Over the years, vomitoxin (VOM) in corn has become increasingly more common. Much of this is due to the increase of relative humidity levels post-pollination. Vomitoxin begins as gibberella ear mold. The causal pathogen, fusarium graminearum, is present to some degree in most all fields but is especially abundant in fields with a history of gib ear mold, fields with minimal air movement, and often corn after corn fields.

Infection primarily enters the ear via silk channels, particularly the straggler green, unpollinated silks remaining after pollen shed has concluded.

Infection primarily enters the ear via silk channels, particularly the straggler green, unpollinated silks remaining after pollen shed has concluded. The fungus will attach and grow down the silk to infect the ear. Anything that hinders pollination has the potential to impact gibberella/vomitoxin levels.

• Lack of accessible nitrogen by approx. V3/V4

• Heat throughout pollination

• Drought

•Insufficient nitrogen overall

Knowing successful pollination has a great deal of influence on vomitoxin, Beck’s conducted a study in 2023 evaluating the potential impact of fungicides on VOM, evaluating several fungicide products and application timings. While their team saw very minimal differences amongst fungicide products, they did realize timing was important. 

Fungicide products that contain either the strobilurin or SDHI classification of fungicide offer more than just disease suppression; they also provide stress relief to plants. However, this claim of increased stress tolerance has been hard to validate — until now.

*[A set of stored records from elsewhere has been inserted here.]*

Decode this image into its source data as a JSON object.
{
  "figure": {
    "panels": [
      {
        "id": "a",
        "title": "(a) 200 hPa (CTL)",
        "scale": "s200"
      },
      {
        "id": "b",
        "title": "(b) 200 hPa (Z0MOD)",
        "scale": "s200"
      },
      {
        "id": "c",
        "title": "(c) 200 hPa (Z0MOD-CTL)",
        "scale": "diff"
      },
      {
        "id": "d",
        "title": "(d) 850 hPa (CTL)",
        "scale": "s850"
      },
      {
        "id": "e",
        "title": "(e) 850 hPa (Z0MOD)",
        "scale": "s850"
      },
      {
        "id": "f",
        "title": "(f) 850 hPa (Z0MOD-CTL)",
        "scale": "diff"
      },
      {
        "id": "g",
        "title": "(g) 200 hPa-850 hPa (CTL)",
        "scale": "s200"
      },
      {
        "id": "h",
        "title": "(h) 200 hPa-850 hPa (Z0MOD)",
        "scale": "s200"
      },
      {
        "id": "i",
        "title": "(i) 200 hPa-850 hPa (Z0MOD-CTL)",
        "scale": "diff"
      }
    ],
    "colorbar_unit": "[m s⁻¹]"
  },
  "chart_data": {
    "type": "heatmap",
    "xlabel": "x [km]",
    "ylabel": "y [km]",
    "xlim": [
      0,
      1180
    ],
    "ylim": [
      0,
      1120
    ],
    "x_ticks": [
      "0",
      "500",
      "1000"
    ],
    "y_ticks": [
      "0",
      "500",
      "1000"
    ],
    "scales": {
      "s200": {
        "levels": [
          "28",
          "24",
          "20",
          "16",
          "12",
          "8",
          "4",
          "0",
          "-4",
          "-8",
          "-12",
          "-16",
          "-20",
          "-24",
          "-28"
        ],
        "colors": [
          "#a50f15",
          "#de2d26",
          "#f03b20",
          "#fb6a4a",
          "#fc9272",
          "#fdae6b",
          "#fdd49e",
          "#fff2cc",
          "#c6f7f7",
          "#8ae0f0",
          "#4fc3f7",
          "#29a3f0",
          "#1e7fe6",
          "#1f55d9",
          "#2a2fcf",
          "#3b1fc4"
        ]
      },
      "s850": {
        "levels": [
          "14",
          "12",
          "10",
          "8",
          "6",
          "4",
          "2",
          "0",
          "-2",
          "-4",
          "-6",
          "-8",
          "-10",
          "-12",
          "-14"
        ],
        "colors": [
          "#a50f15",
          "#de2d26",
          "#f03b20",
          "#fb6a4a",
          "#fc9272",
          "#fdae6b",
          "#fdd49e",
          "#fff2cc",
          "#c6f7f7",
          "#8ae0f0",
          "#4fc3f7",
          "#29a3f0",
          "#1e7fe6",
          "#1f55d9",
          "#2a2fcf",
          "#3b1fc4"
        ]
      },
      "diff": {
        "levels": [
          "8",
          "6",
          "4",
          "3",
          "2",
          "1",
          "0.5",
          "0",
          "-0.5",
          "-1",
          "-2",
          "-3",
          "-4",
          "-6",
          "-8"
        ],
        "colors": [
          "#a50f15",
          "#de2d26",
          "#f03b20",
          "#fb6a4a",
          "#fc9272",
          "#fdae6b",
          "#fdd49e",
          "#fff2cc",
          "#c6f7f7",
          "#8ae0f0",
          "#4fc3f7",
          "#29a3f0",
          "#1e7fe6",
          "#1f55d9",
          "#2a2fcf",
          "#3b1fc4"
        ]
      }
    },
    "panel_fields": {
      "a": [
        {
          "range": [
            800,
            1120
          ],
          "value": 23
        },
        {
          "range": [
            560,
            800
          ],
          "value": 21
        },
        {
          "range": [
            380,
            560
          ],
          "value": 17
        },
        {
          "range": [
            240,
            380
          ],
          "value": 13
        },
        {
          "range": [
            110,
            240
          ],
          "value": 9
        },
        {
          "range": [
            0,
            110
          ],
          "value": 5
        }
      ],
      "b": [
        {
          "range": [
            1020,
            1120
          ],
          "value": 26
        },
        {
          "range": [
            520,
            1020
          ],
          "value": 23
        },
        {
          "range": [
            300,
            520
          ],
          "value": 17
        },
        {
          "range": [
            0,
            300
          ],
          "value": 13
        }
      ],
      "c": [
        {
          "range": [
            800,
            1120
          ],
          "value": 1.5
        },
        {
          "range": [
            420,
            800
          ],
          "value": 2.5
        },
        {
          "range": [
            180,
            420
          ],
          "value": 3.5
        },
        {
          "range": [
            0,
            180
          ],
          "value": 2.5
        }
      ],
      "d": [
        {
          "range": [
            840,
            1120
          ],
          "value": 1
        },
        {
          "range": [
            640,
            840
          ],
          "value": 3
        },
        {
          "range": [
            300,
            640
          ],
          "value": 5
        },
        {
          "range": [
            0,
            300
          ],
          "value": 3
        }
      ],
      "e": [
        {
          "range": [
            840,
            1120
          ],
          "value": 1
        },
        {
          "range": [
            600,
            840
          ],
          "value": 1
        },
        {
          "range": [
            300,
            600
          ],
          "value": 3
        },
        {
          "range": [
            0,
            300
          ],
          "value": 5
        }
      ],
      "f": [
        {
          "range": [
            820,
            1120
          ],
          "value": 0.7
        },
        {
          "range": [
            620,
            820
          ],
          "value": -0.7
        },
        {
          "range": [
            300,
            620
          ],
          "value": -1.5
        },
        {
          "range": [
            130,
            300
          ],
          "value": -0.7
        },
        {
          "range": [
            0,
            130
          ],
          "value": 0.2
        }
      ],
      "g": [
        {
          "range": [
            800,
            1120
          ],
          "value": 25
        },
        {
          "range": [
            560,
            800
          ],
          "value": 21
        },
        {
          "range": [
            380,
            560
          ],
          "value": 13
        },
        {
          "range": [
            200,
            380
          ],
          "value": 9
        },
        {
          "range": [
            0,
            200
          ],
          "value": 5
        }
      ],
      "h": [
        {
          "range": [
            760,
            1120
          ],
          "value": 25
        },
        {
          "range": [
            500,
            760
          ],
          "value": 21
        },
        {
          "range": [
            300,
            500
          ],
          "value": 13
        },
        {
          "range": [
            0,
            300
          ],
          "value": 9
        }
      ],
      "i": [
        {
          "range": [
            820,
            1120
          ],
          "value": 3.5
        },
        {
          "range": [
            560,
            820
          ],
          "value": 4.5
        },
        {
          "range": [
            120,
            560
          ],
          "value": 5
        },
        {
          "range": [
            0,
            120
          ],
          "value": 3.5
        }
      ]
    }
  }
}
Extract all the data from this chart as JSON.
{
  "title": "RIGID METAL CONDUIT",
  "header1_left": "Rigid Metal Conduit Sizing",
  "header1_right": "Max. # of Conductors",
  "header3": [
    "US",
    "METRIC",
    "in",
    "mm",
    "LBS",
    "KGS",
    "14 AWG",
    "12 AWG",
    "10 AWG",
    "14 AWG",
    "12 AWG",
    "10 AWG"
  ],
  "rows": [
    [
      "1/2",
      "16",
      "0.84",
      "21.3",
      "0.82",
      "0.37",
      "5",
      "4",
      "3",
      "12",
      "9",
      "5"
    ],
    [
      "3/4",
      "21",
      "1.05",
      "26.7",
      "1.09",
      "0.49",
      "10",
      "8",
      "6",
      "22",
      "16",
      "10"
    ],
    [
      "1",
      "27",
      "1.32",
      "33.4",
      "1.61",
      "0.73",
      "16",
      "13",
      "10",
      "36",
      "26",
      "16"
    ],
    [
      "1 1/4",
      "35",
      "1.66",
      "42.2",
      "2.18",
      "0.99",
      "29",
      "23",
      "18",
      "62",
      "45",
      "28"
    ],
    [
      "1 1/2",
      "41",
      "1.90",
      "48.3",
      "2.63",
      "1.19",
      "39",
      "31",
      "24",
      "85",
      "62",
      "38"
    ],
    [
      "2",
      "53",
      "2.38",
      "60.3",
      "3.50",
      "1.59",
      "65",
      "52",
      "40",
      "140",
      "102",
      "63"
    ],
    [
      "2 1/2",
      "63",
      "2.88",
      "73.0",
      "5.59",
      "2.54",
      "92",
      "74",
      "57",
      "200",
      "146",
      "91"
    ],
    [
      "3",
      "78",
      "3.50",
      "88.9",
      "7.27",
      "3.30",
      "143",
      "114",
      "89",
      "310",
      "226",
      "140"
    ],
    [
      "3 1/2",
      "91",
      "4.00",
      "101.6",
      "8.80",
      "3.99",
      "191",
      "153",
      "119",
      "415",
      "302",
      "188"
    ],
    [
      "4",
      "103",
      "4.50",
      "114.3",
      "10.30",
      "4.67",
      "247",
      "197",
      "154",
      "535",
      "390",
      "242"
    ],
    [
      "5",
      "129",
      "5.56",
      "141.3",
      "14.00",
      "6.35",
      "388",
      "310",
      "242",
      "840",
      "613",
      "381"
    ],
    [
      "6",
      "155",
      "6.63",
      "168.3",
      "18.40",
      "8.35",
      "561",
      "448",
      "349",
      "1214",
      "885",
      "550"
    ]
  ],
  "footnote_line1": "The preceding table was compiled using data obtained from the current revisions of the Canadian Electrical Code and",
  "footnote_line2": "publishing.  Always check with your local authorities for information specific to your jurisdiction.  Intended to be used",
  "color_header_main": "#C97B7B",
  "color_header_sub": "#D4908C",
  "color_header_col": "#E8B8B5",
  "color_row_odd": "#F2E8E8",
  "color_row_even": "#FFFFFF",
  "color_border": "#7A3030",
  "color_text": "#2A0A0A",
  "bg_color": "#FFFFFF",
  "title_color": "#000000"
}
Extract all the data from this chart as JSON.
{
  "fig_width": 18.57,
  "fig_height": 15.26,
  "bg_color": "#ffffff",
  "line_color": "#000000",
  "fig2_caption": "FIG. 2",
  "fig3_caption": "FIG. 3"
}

By Beck’s observations, the Veltyma-treated corn had 30% to 50% of the anthers still clinging to the tassel, indicating pollination was still several days from completion, while the untreated corn had nearly concluded pollen shed. This is proof that fungicides (containing either strobilurin/SDHI) do, in fact, reduce ethylene production and, therefore, stress. This widens the pollination window and provides for more complete overall pollination. While many have seen the yield advantages of applying fungicide to corn, utilizing a fungicide to reduce VOM may require an adjustment to application timing.

In Beck’s 2023 Fungicide & VOM study, the only fungicide product applied both prior to tassel (V18) and at silking (R1) was Lucento. The first-year results look encouraging. Not only were VOM levels reduced (< 33%) by achieving more successful pollination, but a greater yield advantage was also observed with the earlier application versus the traditional timing of R1. Beck’s will be conducting this study again in 2024.

While the VOM levels were not zero at either application timing, it’s important to note the length Beck’s PFR team went to ensure vomitoxin was present within this study: 

  • Corn-after-Corn
  • Field with a history of VOM
  • Planted late (end of May)
  • Utilized a highly susceptible hybrid
  • Hand-inoculated the silks with the fungus causing VOM.

Considerations for an “early” fungicide application

  1. Target application timing approx. 4-5 days before to tassel
  2. Do NOT utilize an adjuvant containing NPE
  3. Drone application results have looked very promising (Reference pg. 165 of Beck’s 2023 PFR Book)
  4. Utilize a PFR Proven fungicide (Reference pg. 67-68 of Beck’s 2023 PFR Book)

While it’s only June, preparations now have the potential to make harvest not only more profitable, but more enjoyable as well.